Thane didn’t respond. Just tapped the edge of the console, eyes on the alley.

Something flickered in the feed, a shadow moving wrong. A figure slipped into the edge of the frame. Kieran.

Riven snapped to alert. The moment cracked, heat replaced by adrenaline that couldn’t quite wash away the taste of the air between them.

Chapter 15

The alleys of Irontide twisted like a bad dream—narrow veins of rot and shadow, sharp corners and rust-slick walls. Rain had fallen earlier, and the cobbled streets still glistened in patches, catching the orange flicker of neon signs above like dying embers. Riven moved low and silent, every step calculated, his breath barely audible as he stalked through the city’s underbelly.

Kieran moved quick, but not careful. That was his mistake. He wove between vending stalls and stairwells, glancing back only once as if he suspected a tail—but not long enough to spot the two shadows flanking him from a distance. They’d kept just far enough to stay invisible, just close enough to strike.

“He’s fast,” Thane murmured in the comms.

“He’s sloppy,” Riven replied, eyes narrowing as Kieran rounded a bend into another passageway between a crumbling tenement and an old spirit-glass shop that had gone out of business years ago.

They didn’t run. It wasn’t time.
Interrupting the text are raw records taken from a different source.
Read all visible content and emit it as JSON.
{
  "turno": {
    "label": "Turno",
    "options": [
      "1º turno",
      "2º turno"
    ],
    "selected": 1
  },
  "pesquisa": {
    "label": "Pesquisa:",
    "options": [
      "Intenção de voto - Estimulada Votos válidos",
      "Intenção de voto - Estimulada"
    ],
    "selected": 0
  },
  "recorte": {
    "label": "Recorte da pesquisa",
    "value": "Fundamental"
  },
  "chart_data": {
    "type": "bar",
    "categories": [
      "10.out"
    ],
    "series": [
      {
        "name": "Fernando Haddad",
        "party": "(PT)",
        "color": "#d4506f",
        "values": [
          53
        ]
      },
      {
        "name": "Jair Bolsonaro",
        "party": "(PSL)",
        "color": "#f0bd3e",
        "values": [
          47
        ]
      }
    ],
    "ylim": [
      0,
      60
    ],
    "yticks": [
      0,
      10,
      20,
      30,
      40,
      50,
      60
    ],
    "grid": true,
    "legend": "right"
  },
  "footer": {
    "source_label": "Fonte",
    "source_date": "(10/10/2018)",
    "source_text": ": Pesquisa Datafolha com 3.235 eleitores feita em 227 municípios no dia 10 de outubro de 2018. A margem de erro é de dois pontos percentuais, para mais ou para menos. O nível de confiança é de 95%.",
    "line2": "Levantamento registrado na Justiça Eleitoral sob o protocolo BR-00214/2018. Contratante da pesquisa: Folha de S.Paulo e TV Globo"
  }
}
They’d agreed to let Kieran get comfortable, think he was in the clear. Then they would strike.

Riven’s fingers brushed the wall as he leaned into the corner, listening for footsteps. He could tell from the rhythm of themthat Kieran didn’t know he was being followed. He was nervous, yes, but not panicked. Riven would know the difference.

Thane came up beside him without a sound, eyes scanning ahead. “He’s cutting through the choke point.”

“Amateur,” Riven muttered.

The choke was a mess of three intersecting alleys that funneled into a single, narrow corridor. Anyone with half a brain would avoid it when being followed—it was a trap waiting to happen. But Kieran darted in like a rat bolting for a hole it didn’t realize was already watched.

Riven moved first. He slipped between shadows with practiced ease, his footfalls soundless, his body low. Years in the Seam had taught him more than how to survive—they’d taught him how to disappear. He followed the rhythm of Kieran’s movement like a second heartbeat, tracking each shift of sound, each drag of a boot against stone. A loose panel underfoot here, a barking dog to the east, the clink of a coin tossed to a street vendor—every sound painted a map.

He remembered this part of Irontide, and not fondly. The smells hadn’t changed—urine, old grease, ozone, wet magic that clung to the air like smoke after a spellfire. The buildings loomed above like leaning corpses, wires crisscrossing like veins. Riven ghosted under them, a specter in his own city.

“He’s turning north,” he murmured, eyes flicking up to a rust-streaked fire escape where a cat watched him from above, tail twitching. “Into Brine Alley.”

Thane followed without question, his presence a silent force beside him.

For a moment, they lost sight of Kieran entirely.

Riven held up a hand.

The alley here split in three. Kieran could’ve taken any of them. Riven crouched, fingers brushing the ground. A footprint. Still wet. Headed left.

“He went toward the canal,” Riven said.

Thane tilted his head. “You’re sure?”

“I’m sure.”

They veered left. Riven took point, body coiled tight as a tripwire. Every cell in his body was alert now. He didn’t get tunnel vision—he let the whole world bleed in. A rat scurried past. A flickering lamp above sputtered. And through it all, he followed the ghost of Kieran’s presence forward.

Then—movement ahead. A figure ducking around a corner. Riven pressed against the wall and held his breath. Kieran again. He slowed now, approaching a rusted chain-link fence behind an old building with shattered windows.